Job offers for Indonesian nurses drop by 60 pct in Japan
Source: Antara
February 18, 2010
The number of jobs Japanese medical facilities are offering to Indonesian trainee nurses in fiscal 2010 will be 141 at most, a 60 percent drop from 362 in the previous year, a recruitment organization said Wednesday.
The Japan International Corporation of Welfare Services, which oversees international recruitment under the 2007 Japan-Indonesia economic partnership agreement, said the significant drop can be attributed to the financial burden on the facilities during the recession and an increase in the number of Japanese workers applying for jobs, Japanese News Agency Kyodo said in its report on Thursday.
The organization said it started calling upon hospitals and nursing facilities nationwide to accept the trainees in November last year, but it was only able to secure jobs for 107 at 45 facilities by the Jan. 12 deadline.
After it extended the deadline by about one month, the number rose to 141 at 62 facilities but still remained low compared to fiscal 2009, it said.

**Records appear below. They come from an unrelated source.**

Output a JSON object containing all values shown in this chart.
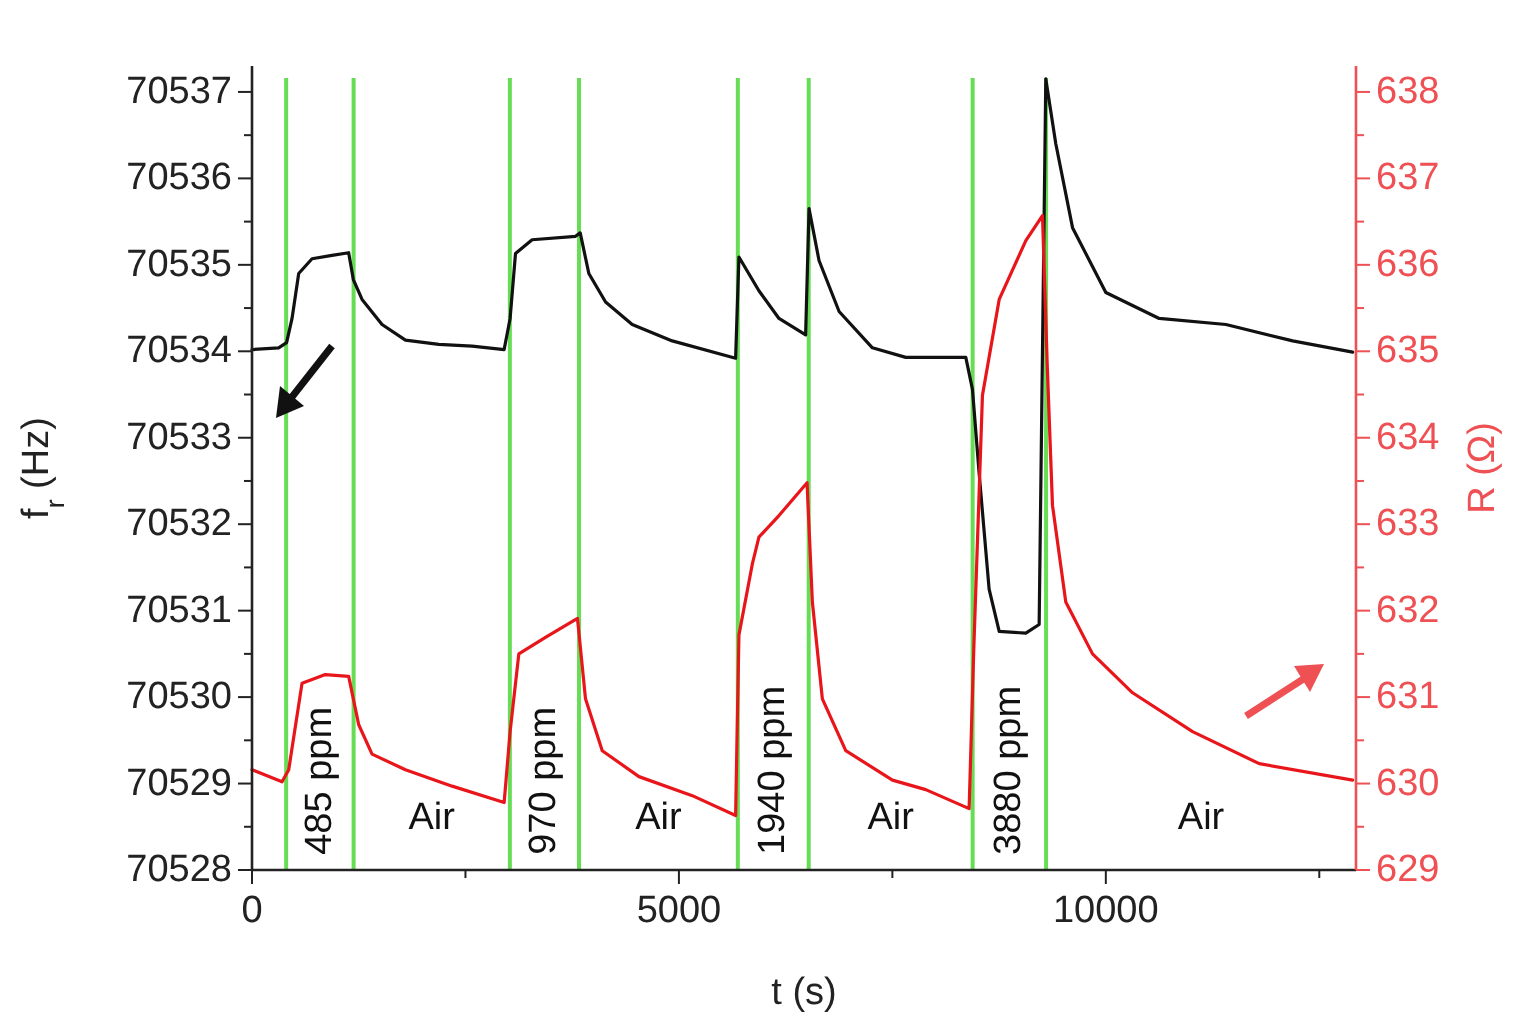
{
  "chart_data": {
    "type": "line",
    "xlabel": "t (s)",
    "ylabel": "f$_{r}$ (Hz)",
    "y2label": "R (Ω)",
    "xlim": [
      0,
      12930
    ],
    "xticks": [
      0,
      {
        "value": 2500,
        "label": null
      },
      5000,
      {
        "value": 7500,
        "label": null
      },
      10000,
      {
        "value": 12500,
        "label": null
      }
    ],
    "ylim": [
      70528,
      70537.3
    ],
    "yticks": [
      70528,
      {
        "value": 70528.5,
        "label": null
      },
      70529,
      {
        "value": 70529.5,
        "label": null
      },
      70530,
      {
        "value": 70530.5,
        "label": null
      },
      70531,
      {
        "value": 70531.5,
        "label": null
      },
      70532,
      {
        "value": 70532.5,
        "label": null
      },
      70533,
      {
        "value": 70533.5,
        "label": null
      },
      70534,
      {
        "value": 70534.5,
        "label": null
      },
      70535,
      {
        "value": 70535.5,
        "label": null
      },
      70536,
      {
        "value": 70536.5,
        "label": null
      },
      70537
    ],
    "y2lim": [
      629,
      638.3
    ],
    "y2ticks": [
      629,
      {
        "value": 629.5,
        "label": null
      },
      630,
      {
        "value": 630.5,
        "label": null
      },
      631,
      {
        "value": 631.5,
        "label": null
      },
      632,
      {
        "value": 632.5,
        "label": null
      },
      633,
      {
        "value": 633.5,
        "label": null
      },
      634,
      {
        "value": 634.5,
        "label": null
      },
      635,
      {
        "value": 635.5,
        "label": null
      },
      636,
      {
        "value": 636.5,
        "label": null
      },
      637,
      {
        "value": 637.5,
        "label": null
      },
      638
    ],
    "marker": "none",
    "line_style": "solid",
    "series": [
      {
        "color": "#111111",
        "x": [
          0,
          312,
          405,
          469,
          547,
          703,
          937,
          1132,
          1187,
          1289,
          1523,
          1797,
          2187,
          2578,
          2953,
          3023,
          3086,
          3281,
          3789,
          3844,
          3945,
          4141,
          4453,
          4922,
          5664,
          5703,
          5937,
          6172,
          6484,
          6524,
          6641,
          6876,
          7266,
          7657,
          8360,
          8438,
          8516,
          8633,
          8751,
          9063,
          9219,
          9297,
          9414,
          9610,
          10000,
          10625,
          11407,
          12188,
          12891
        ],
        "values": [
          70534.02,
          70534.04,
          70534.1,
          70534.38,
          70534.9,
          70535.07,
          70535.11,
          70535.14,
          70534.83,
          70534.6,
          70534.31,
          70534.13,
          70534.08,
          70534.06,
          70534.02,
          70534.38,
          70535.13,
          70535.29,
          70535.33,
          70535.37,
          70534.9,
          70534.57,
          70534.31,
          70534.12,
          70533.92,
          70535.09,
          70534.7,
          70534.38,
          70534.19,
          70535.65,
          70535.05,
          70534.46,
          70534.04,
          70533.93,
          70533.93,
          70533.56,
          70532.59,
          70531.25,
          70530.76,
          70530.74,
          70530.84,
          70537.15,
          70536.4,
          70535.43,
          70534.68,
          70534.38,
          70534.31,
          70534.12,
          70533.99
        ]
      },
      {
        "color": "#e8161b",
        "axis": "y2",
        "x": [
          0,
          352,
          430,
          586,
          859,
          1132,
          1250,
          1406,
          1797,
          2344,
          2953,
          3023,
          3125,
          3437,
          3812,
          3906,
          4102,
          4532,
          5157,
          5664,
          5703,
          5860,
          5937,
          6172,
          6501,
          6563,
          6680,
          6954,
          7501,
          7891,
          8399,
          8454,
          8555,
          8751,
          9063,
          9258,
          9313,
          9375,
          9531,
          9844,
          10313,
          11016,
          11797,
          12891
        ],
        "values": [
          630.16,
          630.02,
          630.16,
          631.16,
          631.26,
          631.24,
          630.68,
          630.34,
          630.16,
          629.97,
          629.78,
          630.6,
          631.5,
          631.69,
          631.91,
          630.98,
          630.38,
          630.08,
          629.86,
          629.63,
          631.72,
          632.54,
          632.85,
          633.1,
          633.48,
          632.1,
          630.98,
          630.38,
          630.04,
          629.93,
          629.71,
          631.57,
          634.49,
          635.6,
          636.28,
          636.57,
          634.86,
          633.22,
          632.1,
          631.5,
          631.05,
          630.6,
          630.23,
          630.04
        ]
      }
    ],
    "ref_lines": [
      {
        "axis": "x",
        "value": 400,
        "color": "#66dd55"
      },
      {
        "axis": "x",
        "value": 1190,
        "color": "#66dd55"
      },
      {
        "axis": "x",
        "value": 3020,
        "color": "#66dd55"
      },
      {
        "axis": "x",
        "value": 3830,
        "color": "#66dd55"
      },
      {
        "axis": "x",
        "value": 5690,
        "color": "#66dd55"
      },
      {
        "axis": "x",
        "value": 6520,
        "color": "#66dd55"
      },
      {
        "axis": "x",
        "value": 8440,
        "color": "#66dd55"
      },
      {
        "axis": "x",
        "value": 9300,
        "color": "#66dd55"
      }
    ],
    "annotations": [
      "485 ppm",
      "Air",
      "970 ppm",
      "Air",
      "1940 ppm",
      "Air",
      "3880 ppm",
      "Air"
    ]
  }
}
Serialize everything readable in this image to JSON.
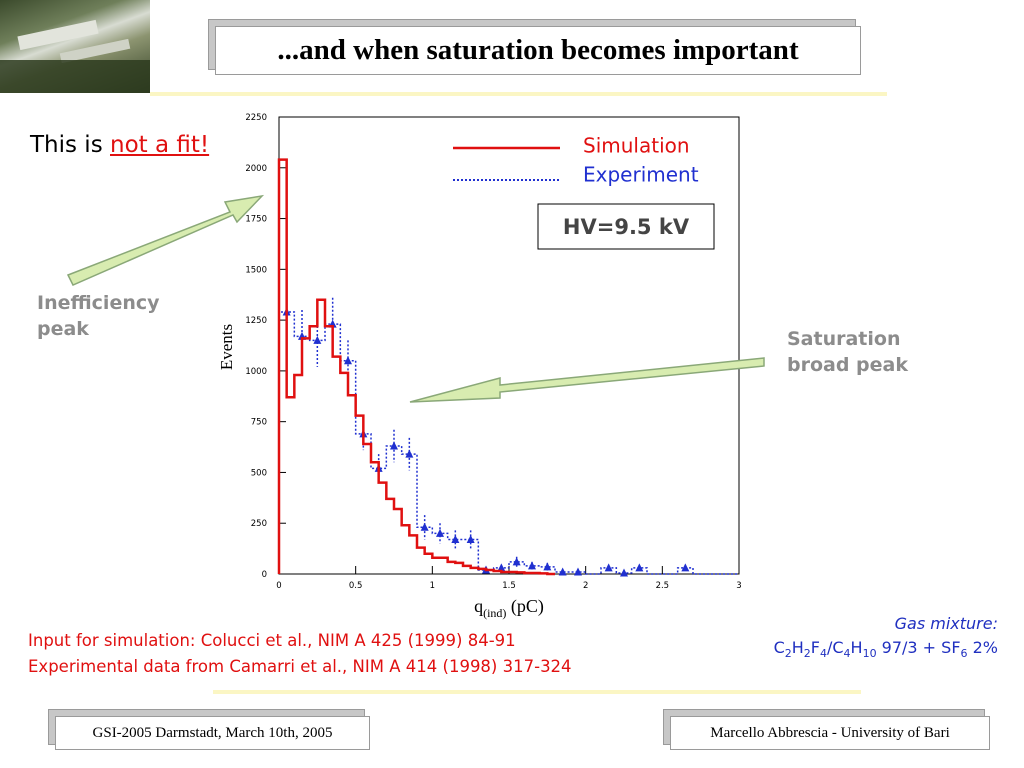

Japan has been accepting nurses from Indonesia and the Philippines since reaching an EPA with both countries in order to make up for the lack of caregivers in the domestic market.
Under the EPA, those who come to Japan study Japanese and receive training as nurses or care workers for three or four years at Japanese facilities, and then need to pass a national exam before formally being accepted as a nurse or care worker.
But some point out that the medical terms and Chinese characters used in Japan present great obstacles for such foreign trainees to overcome.